There was, for example, Arctic sovereignty to promote. In early-mid August Harper travelled to Iqaluit, Nunavut to once more make the case that exerting control over Canada’s northern frontier was key now, and destined to become even more critical in future. “This will become more important in the decades to come because northern oil and gas, minerals and other resources of the northern frontier will become ever more valuable,” he said [cited in ‘Harper Says Stronger Presence Needed to Defend Arctic Sovereignty,’ by Dene Moore, CP, 12 August 2006. Story posted at http://www.canada.com/topics/news/national/story.html?id=4bf0dc13-4e35-4830-8410-24df652abcdf&k=53643].
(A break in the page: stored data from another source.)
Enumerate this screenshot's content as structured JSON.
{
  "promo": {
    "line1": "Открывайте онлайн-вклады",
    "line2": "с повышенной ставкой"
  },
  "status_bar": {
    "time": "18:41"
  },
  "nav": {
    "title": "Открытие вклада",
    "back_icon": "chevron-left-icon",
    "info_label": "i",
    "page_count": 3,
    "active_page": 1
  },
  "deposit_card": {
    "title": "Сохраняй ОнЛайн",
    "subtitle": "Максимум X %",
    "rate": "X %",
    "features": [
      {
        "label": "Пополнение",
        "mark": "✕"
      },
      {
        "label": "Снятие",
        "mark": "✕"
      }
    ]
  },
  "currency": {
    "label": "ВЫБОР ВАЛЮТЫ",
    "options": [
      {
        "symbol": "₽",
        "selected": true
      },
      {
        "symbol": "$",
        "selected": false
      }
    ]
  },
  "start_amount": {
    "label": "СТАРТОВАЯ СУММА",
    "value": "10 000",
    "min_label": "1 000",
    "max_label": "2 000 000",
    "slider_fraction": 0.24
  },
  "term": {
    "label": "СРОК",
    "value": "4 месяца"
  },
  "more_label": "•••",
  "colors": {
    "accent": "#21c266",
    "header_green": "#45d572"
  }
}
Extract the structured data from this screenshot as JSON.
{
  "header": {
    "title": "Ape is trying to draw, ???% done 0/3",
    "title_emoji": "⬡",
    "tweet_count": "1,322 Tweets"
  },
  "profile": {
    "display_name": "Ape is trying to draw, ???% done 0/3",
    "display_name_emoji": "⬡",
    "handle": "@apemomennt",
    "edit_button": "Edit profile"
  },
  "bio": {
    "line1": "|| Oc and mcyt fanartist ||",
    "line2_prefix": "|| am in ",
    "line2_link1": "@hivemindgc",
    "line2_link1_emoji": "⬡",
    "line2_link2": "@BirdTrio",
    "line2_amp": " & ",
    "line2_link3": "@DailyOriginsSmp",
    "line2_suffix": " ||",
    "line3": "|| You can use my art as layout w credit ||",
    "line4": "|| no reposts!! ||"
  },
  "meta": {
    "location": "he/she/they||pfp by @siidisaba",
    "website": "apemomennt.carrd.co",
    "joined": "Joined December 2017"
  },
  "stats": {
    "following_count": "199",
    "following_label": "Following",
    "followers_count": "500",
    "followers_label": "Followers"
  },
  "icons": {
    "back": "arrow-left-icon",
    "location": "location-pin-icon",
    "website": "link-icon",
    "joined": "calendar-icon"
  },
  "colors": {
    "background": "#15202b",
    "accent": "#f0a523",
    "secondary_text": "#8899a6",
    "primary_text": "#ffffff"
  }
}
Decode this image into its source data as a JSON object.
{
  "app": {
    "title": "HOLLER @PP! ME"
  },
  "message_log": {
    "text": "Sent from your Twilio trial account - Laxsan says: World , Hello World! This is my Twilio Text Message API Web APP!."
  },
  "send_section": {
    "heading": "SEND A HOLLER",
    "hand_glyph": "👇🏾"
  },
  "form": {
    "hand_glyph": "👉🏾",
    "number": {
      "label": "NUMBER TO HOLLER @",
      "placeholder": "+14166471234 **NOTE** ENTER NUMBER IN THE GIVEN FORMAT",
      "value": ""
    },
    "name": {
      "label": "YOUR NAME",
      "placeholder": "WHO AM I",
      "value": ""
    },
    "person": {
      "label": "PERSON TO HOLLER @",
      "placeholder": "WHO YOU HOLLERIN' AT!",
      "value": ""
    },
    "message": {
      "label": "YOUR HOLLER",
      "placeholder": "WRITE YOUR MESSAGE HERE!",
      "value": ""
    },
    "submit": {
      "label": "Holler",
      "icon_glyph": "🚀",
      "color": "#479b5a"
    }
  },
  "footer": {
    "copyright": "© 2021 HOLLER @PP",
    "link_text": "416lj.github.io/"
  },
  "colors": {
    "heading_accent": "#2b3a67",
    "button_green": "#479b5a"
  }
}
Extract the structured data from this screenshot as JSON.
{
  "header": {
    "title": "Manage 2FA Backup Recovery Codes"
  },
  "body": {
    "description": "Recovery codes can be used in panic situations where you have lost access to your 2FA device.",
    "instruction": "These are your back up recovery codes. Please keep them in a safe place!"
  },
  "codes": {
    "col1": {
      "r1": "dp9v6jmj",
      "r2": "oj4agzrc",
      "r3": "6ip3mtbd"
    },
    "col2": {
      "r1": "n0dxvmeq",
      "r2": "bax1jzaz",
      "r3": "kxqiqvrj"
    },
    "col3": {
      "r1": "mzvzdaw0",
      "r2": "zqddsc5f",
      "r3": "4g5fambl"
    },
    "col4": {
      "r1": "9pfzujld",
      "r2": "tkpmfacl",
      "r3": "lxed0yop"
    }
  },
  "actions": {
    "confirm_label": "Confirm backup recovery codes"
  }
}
Then, either by design or through good fortune, the Tories blundered onto the windfall served up by social issues. In August Harper failed to attend a six-day International AIDS Conference in Toronto, prompting headline writers to “lambaste” the PM for doing so. Dignitaries and high-profile Canadian public figures joined with those making denunciations, describing the PM’s decision as everything from “inappropriate” to “a slap in the face.” UN envoy Stephen Lewis said, “In a very real way it's a slap in the face to the international community of activists and scientists and researchers and advocates and agencies all gathered to deal with the single greatest problem on the planet… Instead he (Harper) sends a surrogate health minister -- it's just profoundly inappropriate and I think it's a measure of the government's commitment to (fighting) the disease” [cited in ‘Harper Lambasted for Skipping AIDS Conference,’ CTV News, 13 August 2006. Story posted at http://www.ctv.ca/servlet/ArticleNews/story/CTVNews/20060813/aids_conference_060813/20060813?hub=Politics
]. For about a week the media dwelt on Harper’s decision to avoid the AIDS conference. And if they found themselves preoccupied with that issue, at least the press wouldn’t be focussed on the Tories and the Middle East.
Some observers and interested parties suggest that given the state of the world and the rising importance of international affairs, foreign policy debates may just find themselves pushed to the top of parliamentary agendas [see, for example, http://www.pej.org/html/print.php?sid=5184
]. But one major party has already imploded over foreign affairs, while the other finds itself either incapable or unwilling of making the linkages between foreign policy, advocacy, and public reaction and opinion.